For more complex systems where it is not obvious how several DOFs are connected, and for high-order systems, the state-variable approach is useful for all the bookkeeping, and the user is encouraged to find usage of the state-variable approach for familiar problems that he or she is used to solving via other means. Also, remember as the order goes above 4 there are no algebraic solutions, and so we have to have other methods in the arsenal. However, as engineers we might not think about this, as we have software (e.g. electronics or mathematics software) in which everything is handled behind the scenes. Maybe that is part of the reason that you often don't have to be too concerned about eigenvectors in particular. Additional, for SISO systems we are often capable of lumping several components together as we know how series and parallel connections are handled in the s-domain, without having to be concerned with what happened to the original system branches and possible outputs that were not of interest to us. Therefore, we can lose touch of the matrix approach with its eigenvalues and eigenvectors, as we are mainly interested in one output DOF (current or voltage). You could argue that if you always work with transfer functions that are not too complex, you don't have to know about these details, but when you then have to work with more 'physical' engineering (structural mechanics, acoustics,...), you might have a harder time understanding certain concepts, and communication with other departments might be impaired.

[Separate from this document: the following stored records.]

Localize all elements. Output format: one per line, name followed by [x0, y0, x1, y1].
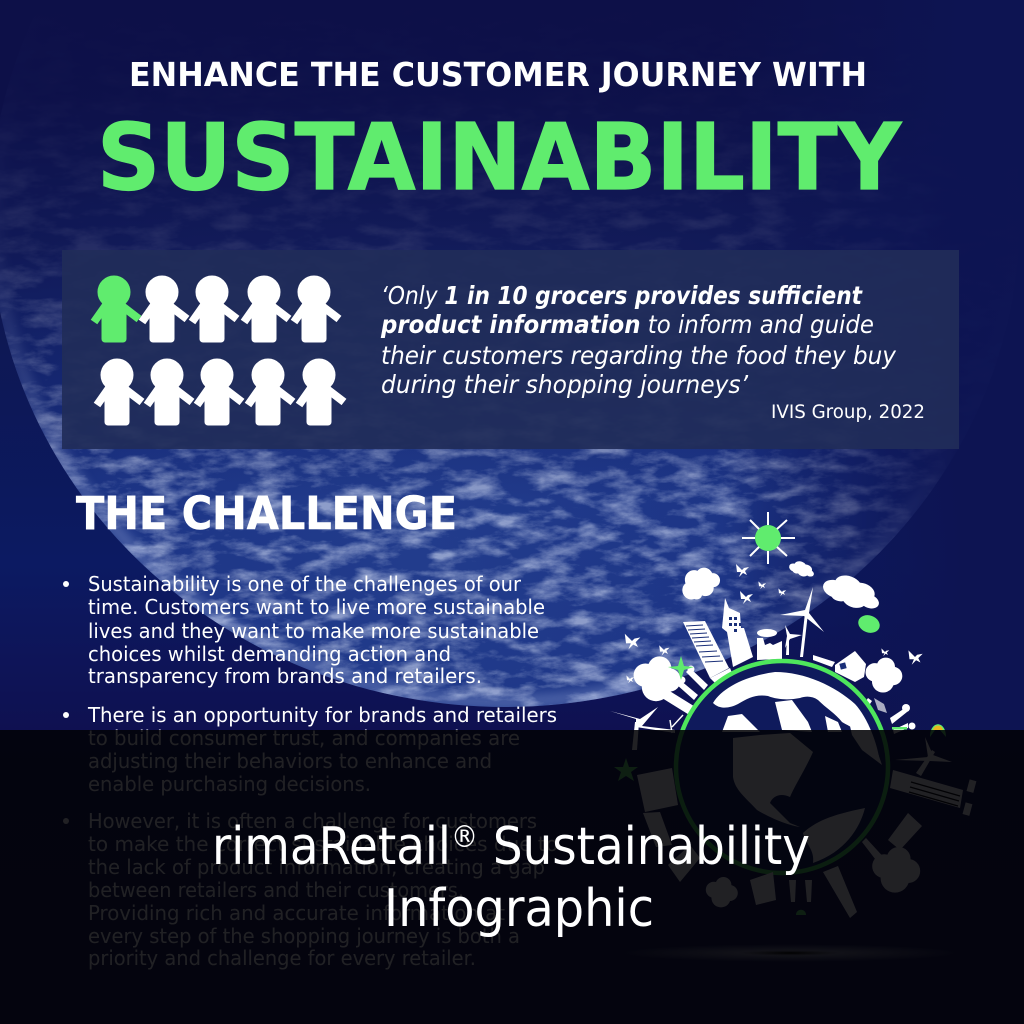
text block: challenge bullets: to make the correct sustainable choices due to [88, 832, 558, 856]
heading: the challenge: THE CHALLENGE [76, 487, 457, 540]
text block: challenge bullets: enable purchasing decisions. [88, 772, 371, 796]
icon: solar tower [683, 621, 735, 690]
icon: row of five people, one highlighted [94, 276, 339, 342]
icon: clouds [676, 558, 885, 636]
icon: lower solar panels and trees [637, 768, 922, 918]
text block: challenge bullets: choices whilst demanding action and [88, 642, 451, 666]
icon: house and vehicle [813, 651, 866, 682]
icon: wind turbines [610, 587, 952, 776]
quote text: during their shopping journeys’ [381, 370, 748, 399]
text block: challenge bullets: However, it is often a challenge for customers [88, 809, 537, 833]
text block: challenge bullets: priority and challenge for every retailer. [88, 946, 476, 970]
caption title: rimaRetail [212, 817, 477, 877]
icon: butterflies [625, 564, 923, 683]
icon: trees [634, 656, 902, 716]
icon: green ring around globe [676, 661, 888, 873]
ground shadow under globe [620, 944, 960, 962]
icon: sun [742, 512, 795, 564]
text block: challenge bullets: between retailers and their customers. [88, 878, 464, 902]
title: sustainability: SUSTAINABILITY [97, 104, 902, 211]
icon: lower right factory [890, 770, 976, 816]
quote source: IVIS Group, 2022 [771, 401, 925, 423]
icon: row of five people [97, 359, 344, 425]
quote text: their customers regarding the food they buy [381, 341, 896, 370]
quote text: ‘Only 1 in 10 grocers provides sufficient [381, 281, 863, 310]
caption overlay band [0, 730, 1024, 1024]
heading: enhance the customer journey with: ENHANCE THE CUSTOMER JOURNEY WITH [129, 55, 867, 94]
text block: challenge bullets: adjusting their behaviors to enhance and [88, 749, 492, 773]
background: planet earth with clouds [0, 0, 1024, 707]
text block: challenge bullets: There is an opportunity for brands and retailers [87, 703, 557, 727]
icon: people and bikes [676, 666, 916, 734]
icon: sustainable globe with city, turbines and trees [610, 512, 976, 918]
caption title: Sustainability [478, 817, 810, 877]
panel: 1 in 10 grocers statistic [62, 250, 959, 449]
text block: challenge bullets: lives and they want to make more sustainable [88, 619, 539, 643]
caption title: Infographic [384, 879, 654, 939]
icon: continents [713, 672, 882, 863]
quote text: product information to inform and guide [380, 310, 874, 339]
text block: challenge bullets: transparency from brands and retailers. [88, 664, 482, 688]
quote text [380, 281, 896, 399]
caption title: ® [451, 820, 478, 855]
text block: challenge bullets: to build consumer trust, and companies are [88, 726, 520, 750]
text block: challenge bullets: time. Customers want to live more sustainable [88, 595, 545, 619]
text block: challenge bullets: every step of the shopping journey is both a [88, 924, 520, 948]
caption title [212, 817, 810, 939]
text block: challenge bullets: Sustainability is one of the challenges of our [88, 572, 522, 596]
text block: challenge bullets: the lack of product information, creating a gap [88, 855, 545, 879]
icon: skyscraper [722, 598, 753, 667]
text block: challenge bullets: Providing rich and accurate information at [88, 901, 505, 925]
text block: challenge bullets [63, 572, 558, 970]
icon: factory [757, 629, 782, 660]
icon: small rainbow, stars and green accents [614, 656, 946, 915]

As the eigenmodes can be used for describing system behavior, certain formulations exist that instead using the physical coordinates x1 and x2, instead use so-called normal coordinates related to each mode. In our case the normal coordinates would be x1+x2 and x1-x2, respectively. With these coordinates we know exactly the associated frequencies, that we have already calculated, with which the masses will oscillate. For a multiple degrees of freedom system, formulating the system via these normal coordinates can make our analysis simpler, but we will not get into this in the present blog post.
I hope the reader has gotten a little more knowledge about eigenmodes, eigenfrequencies, and eigenvectors. In upcoming posts we will look at 1D, 2D and 3D modes.
Additional notes
"A symmetric matrix with real entries has orthogonal eigenvectors".
"If we allow our matrix to have complex eigenvalues/-vectors, then the matrix does not have to be symmetrical (but it will be "normal"), to have orthogonal eigenvectors".
"If a matrix with real entries has complex eigenvalues, they will always exist in complex conjugate pairs.":
(For us not to have real entries in A, would mean complex component values.)